How should concrete AI risk stories inform/affect AI governance and short-term/long-term future planning?
Questions about AI that bother me
Crossposted from the EA Forum: https://forum.effectivealtruism.org/posts/4TcaBNu7EmEukjGoc/questions-about-ai-that-have-bothered-me
As 2022 comes to an end, I thought it’d be good to maintain a list of “questions that bother me” in thinking about AI safety and alignment. I don’t claim I’m the first or only one to have thought about them. I’ll keep updating this list.
(The title of this post alludes to the book “Things That Bother Me” by Galen Strawson)
First posted: 12/6/22
Last updated: 1/30/23
General Cognition
What signs do I need to look for to tell whether a model’s cognition has started to emerge, e.g., situational awareness?
Will a capacity for “doing science” be sufficient condition for general intelligence?
How easy was it for humans to get science (e.g., compared to evolving to take over the world).
Deception
What kind of interpretability tools do we need to avoid deception?
How do we get these interpretability tools and even if we do get them, what if they’re like neuroscience for understanding brains (not enough)?
How can I tell whether a model has found another goal to optimize for during its training?

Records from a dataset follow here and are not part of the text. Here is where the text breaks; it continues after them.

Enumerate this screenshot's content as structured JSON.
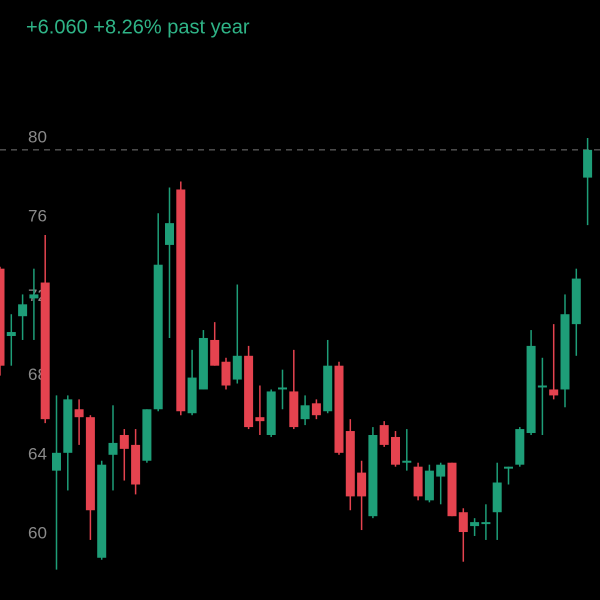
{
  "chart_data": {
    "type": "candlestick",
    "title": "+6.060 +8.26% past year",
    "open": [
      73.4,
      70.0,
      71.0,
      71.9,
      72.7,
      63.2,
      64.1,
      66.3,
      65.9,
      58.8,
      64.0,
      65.0,
      64.5,
      63.7,
      66.3,
      74.6,
      77.4,
      66.1,
      67.3,
      69.8,
      68.7,
      67.8,
      69.0,
      65.9,
      65.0,
      67.3,
      67.2,
      65.8,
      66.6,
      66.2,
      68.5,
      65.2,
      63.1,
      60.9,
      65.5,
      64.9,
      63.6,
      63.4,
      61.7,
      62.9,
      63.6,
      61.1,
      60.4,
      60.5,
      61.1,
      63.3,
      63.5,
      65.1,
      67.4,
      67.3,
      67.3,
      70.6,
      78.0
    ],
    "high": [
      73.5,
      71.1,
      72.1,
      73.4,
      75.1,
      67.0,
      67.0,
      66.8,
      66.0,
      63.7,
      66.5,
      65.3,
      65.3,
      66.3,
      76.2,
      77.5,
      77.8,
      69.3,
      70.3,
      70.7,
      68.9,
      72.6,
      69.5,
      67.5,
      67.3,
      68.3,
      69.3,
      67.0,
      66.8,
      69.8,
      68.7,
      65.8,
      63.7,
      65.4,
      65.7,
      65.2,
      65.3,
      63.6,
      63.5,
      63.6,
      63.6,
      61.3,
      60.8,
      61.5,
      63.6,
      63.4,
      65.4,
      70.3,
      68.9,
      70.6,
      72.1,
      73.4,
      80.0
    ],
    "low": [
      68.0,
      68.5,
      69.8,
      69.8,
      65.6,
      58.2,
      62.2,
      64.5,
      59.7,
      58.7,
      62.2,
      62.7,
      62.0,
      63.6,
      66.2,
      69.9,
      66.0,
      66.0,
      67.3,
      68.5,
      67.3,
      67.6,
      65.3,
      65.0,
      64.9,
      66.3,
      65.3,
      65.5,
      65.8,
      66.1,
      64.0,
      61.2,
      60.2,
      60.8,
      64.4,
      63.4,
      63.2,
      61.7,
      61.6,
      61.5,
      60.9,
      58.6,
      59.9,
      59.7,
      59.7,
      62.5,
      63.4,
      65.0,
      65.0,
      66.8,
      66.4,
      69.0,
      75.6
    ],
    "close": [
      68.5,
      70.2,
      71.6,
      72.1,
      65.8,
      64.1,
      66.8,
      65.9,
      61.2,
      63.5,
      64.6,
      64.3,
      62.5,
      66.3,
      73.6,
      75.7,
      66.2,
      67.9,
      69.9,
      68.5,
      67.5,
      69.0,
      65.4,
      65.7,
      67.2,
      67.4,
      65.4,
      66.5,
      66.0,
      68.5,
      64.1,
      61.9,
      61.9,
      65.0,
      64.5,
      63.5,
      63.7,
      61.9,
      63.2,
      63.5,
      60.9,
      60.1,
      60.6,
      60.6,
      62.6,
      63.4,
      65.3,
      69.5,
      67.5,
      67.0,
      71.1,
      72.9,
      79.4
    ],
    "up_color": "#1e9e78",
    "down_color": "#e5434f",
    "ylim": [
      58,
      82
    ],
    "yticks": [
      60,
      64,
      68,
      72,
      76,
      80
    ]
  }
}
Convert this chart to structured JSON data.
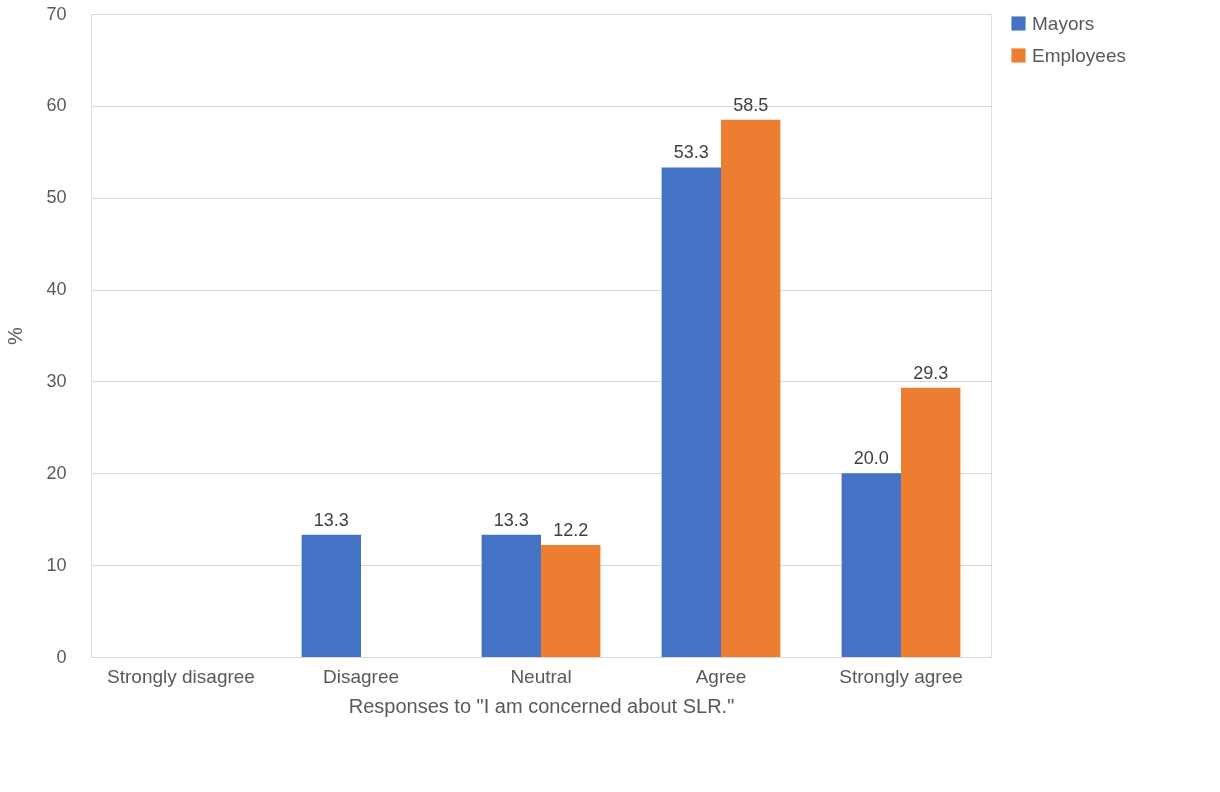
{
  "chart_data": {
    "type": "bar",
    "xlabel": "Responses to \"I am concerned about SLR.\"",
    "ylabel": "%",
    "categories": [
      "Strongly disagree",
      "Disagree",
      "Neutral",
      "Agree",
      "Strongly agree"
    ],
    "series": [
      {
        "name": "Mayors",
        "color": "#4472c4",
        "values": [
          null,
          13.3,
          13.3,
          53.3,
          20.0
        ],
        "value_labels": [
          null,
          "13.3",
          "13.3",
          "53.3",
          "20.0"
        ]
      },
      {
        "name": "Employees",
        "color": "#ed7d31",
        "values": [
          null,
          null,
          12.2,
          58.5,
          29.3
        ],
        "value_labels": [
          null,
          null,
          "12.2",
          "58.5",
          "29.3"
        ]
      }
    ],
    "ylim": [
      0,
      70
    ],
    "yticks": [
      0,
      10,
      20,
      30,
      40,
      50,
      60,
      70
    ],
    "grid": "y",
    "legend": "right"
  }
}
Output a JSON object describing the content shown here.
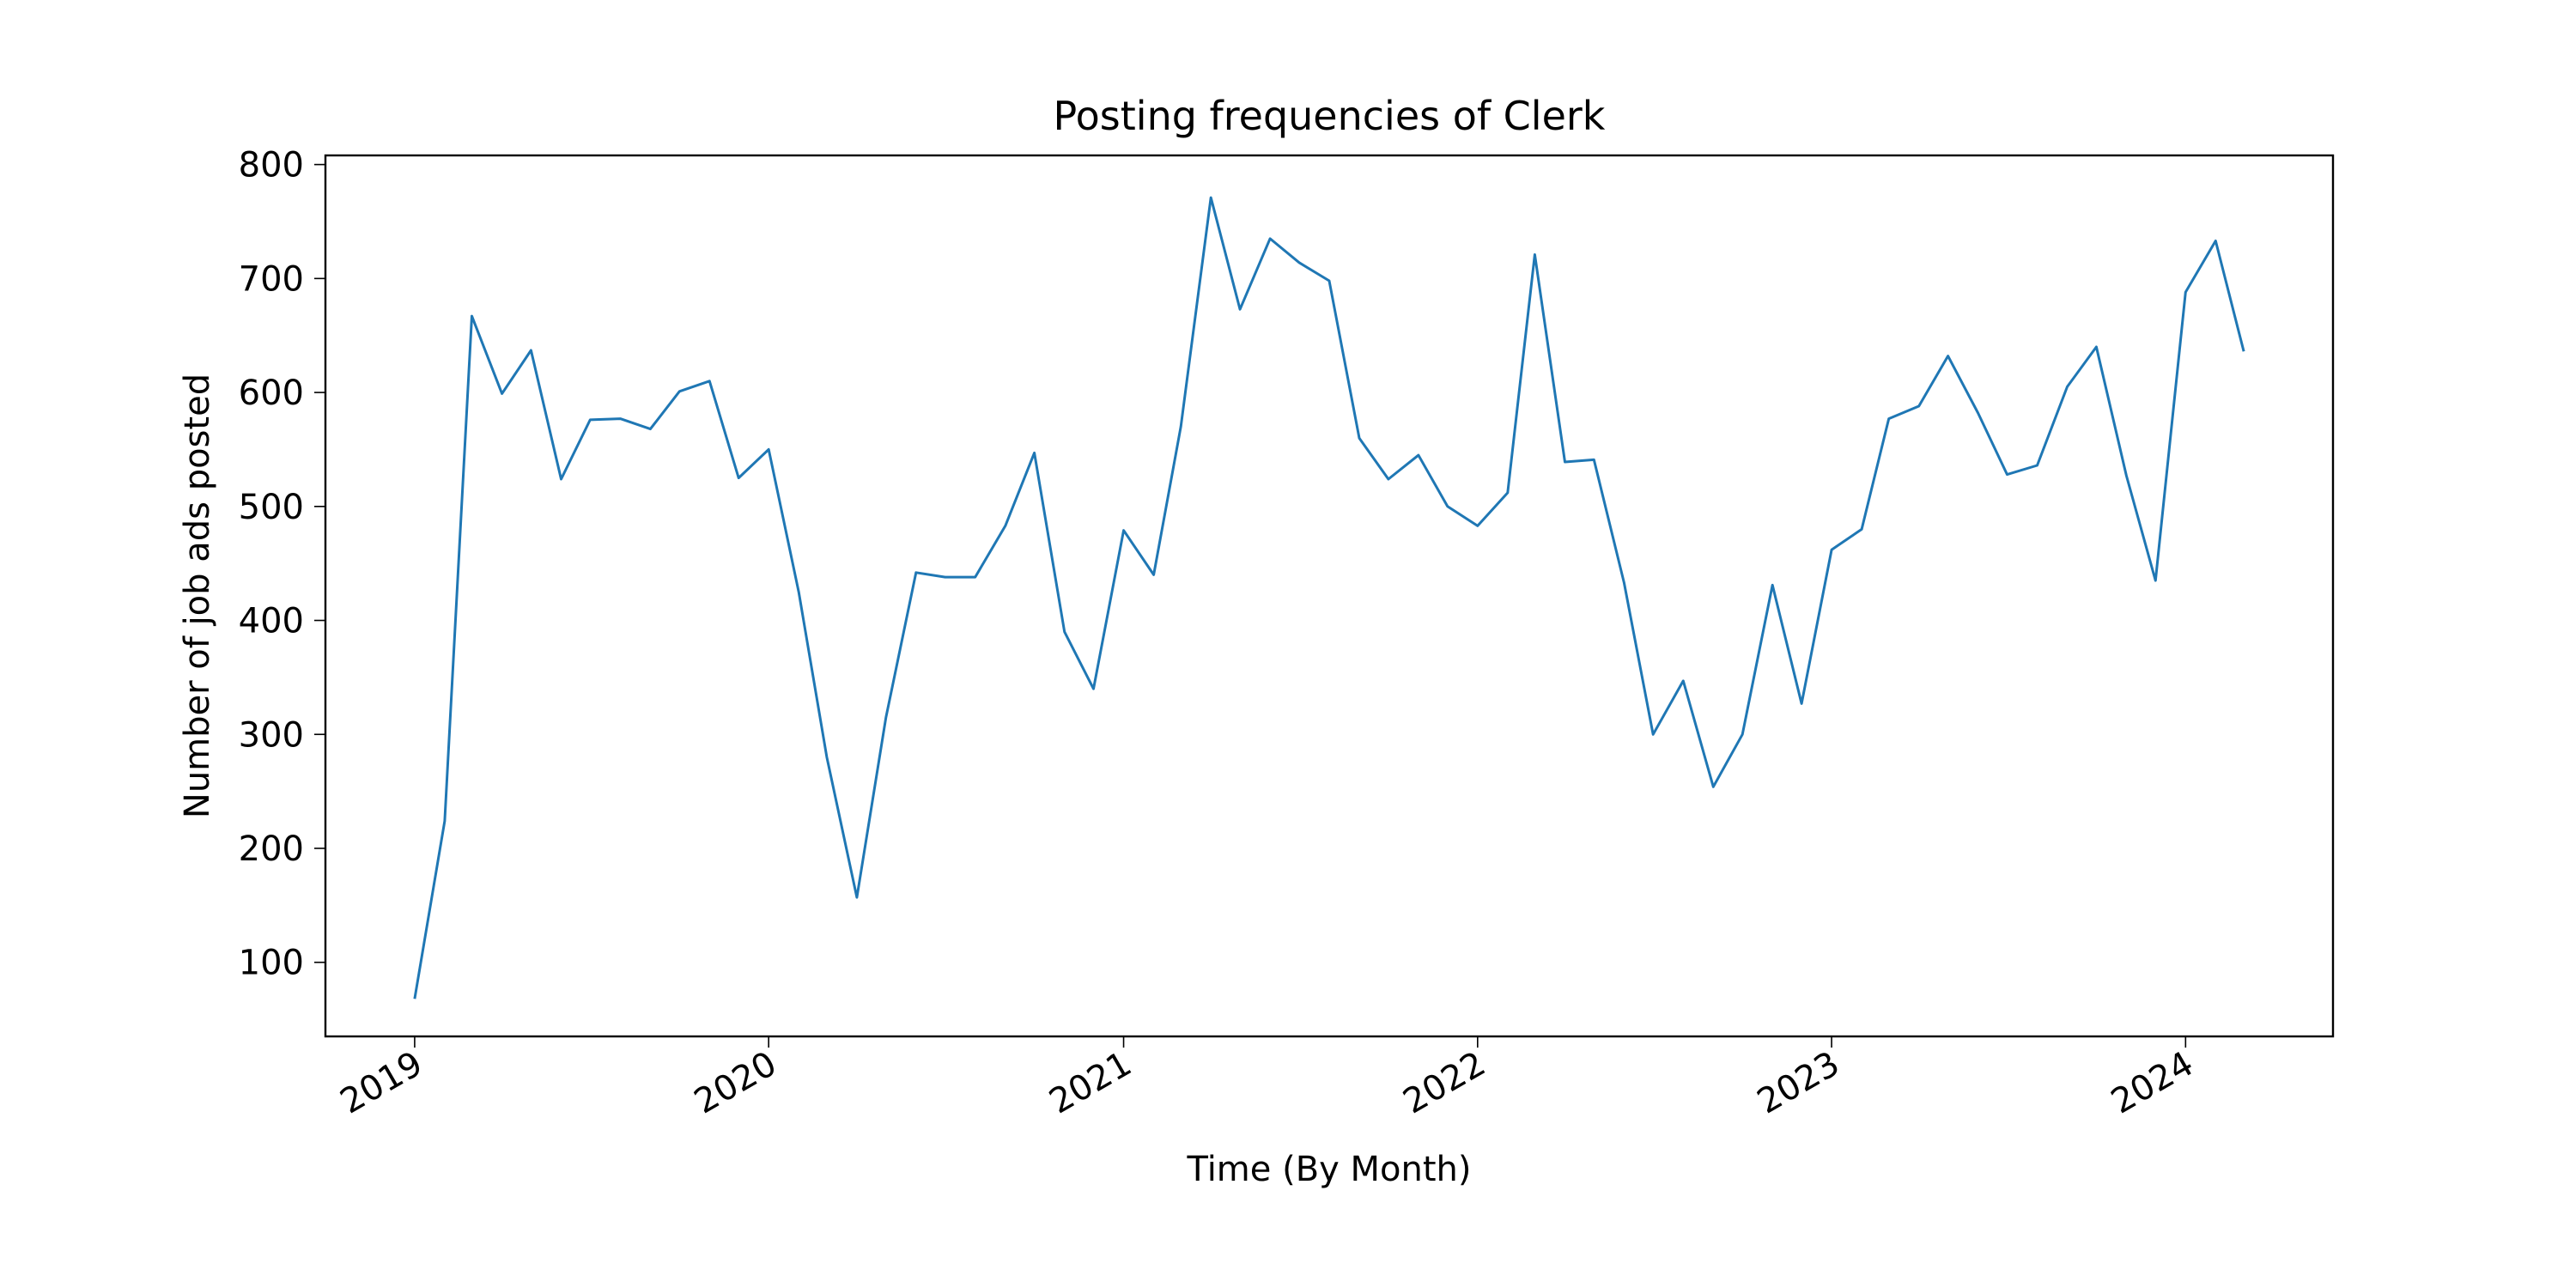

What is it that makes a model switch to a goal different from the one set by the designer? How do you prevent it from doing so?
Agent Foundations
Is the description/modeling of an agent ultimately a mathematical task?
From where do human agents derive their goals?
Is value fragile?
Theory of Machine Learning
What explains the success of deep neural networks?
Why was connectionism unlikely to succeed?
Epistemology of Alignment (I’ve written about this here)
How can we accelerate research?
Has philosophy ever really helped scientific research e.g., with concept clarification?
What are some concrete takeaways from the history of science and technology that could be used as advice for alignment researchers and field-builders?
The emergence of the AI Safety paradigm
Philosophy of Existential Risk
What is the best way to explain the difference between forecasting extinction scenarios and narratives from chiliasm or escatology?
What is the best way to think about serious risks in the future without reinforcing a sense of doom?
Teaching and Communication
Younger people (e.g., my undergraduate students) seem more willing to entertain scenarios of catastrophes and extinction compared to older people (e.g., academics). I find that strange and I don’t have a good explanation as to why that is the case.
The idea of a technological singularity was not difficult to explain and discuss with my students. I think that’s surprising given how powerful the weirdness heuristic is.
The idea of “agency” or “being an agent” was easy to conflate with “consciousness” in philosophical discussions. It’s not clear to me why that was the case since I gave a very specific definition of agency.
Most of my students thought that AI models will never be conscious; it was difficult for them to articulate specific arguments about this, but their intuition seemed to be that there’s something uniquely human about consciousness/sentience.
The “AIs will take our jobs in the future” seems to be a very common concern both among students and academics.
80% of a ~25 people classroom thought that philosophy is the right thing to major in if you’re interested in how minds work. The question I asked them was: “should you major in philosophy or cognitive science if you want to study how minds work?”
Governance/Strategy
Should we try to slow down AI progress? What does this mean in concrete steps?
How should we go about capabilities externalities?
How should concrete AI risk stories inform/affect AI governance and short-term/long-term future planning?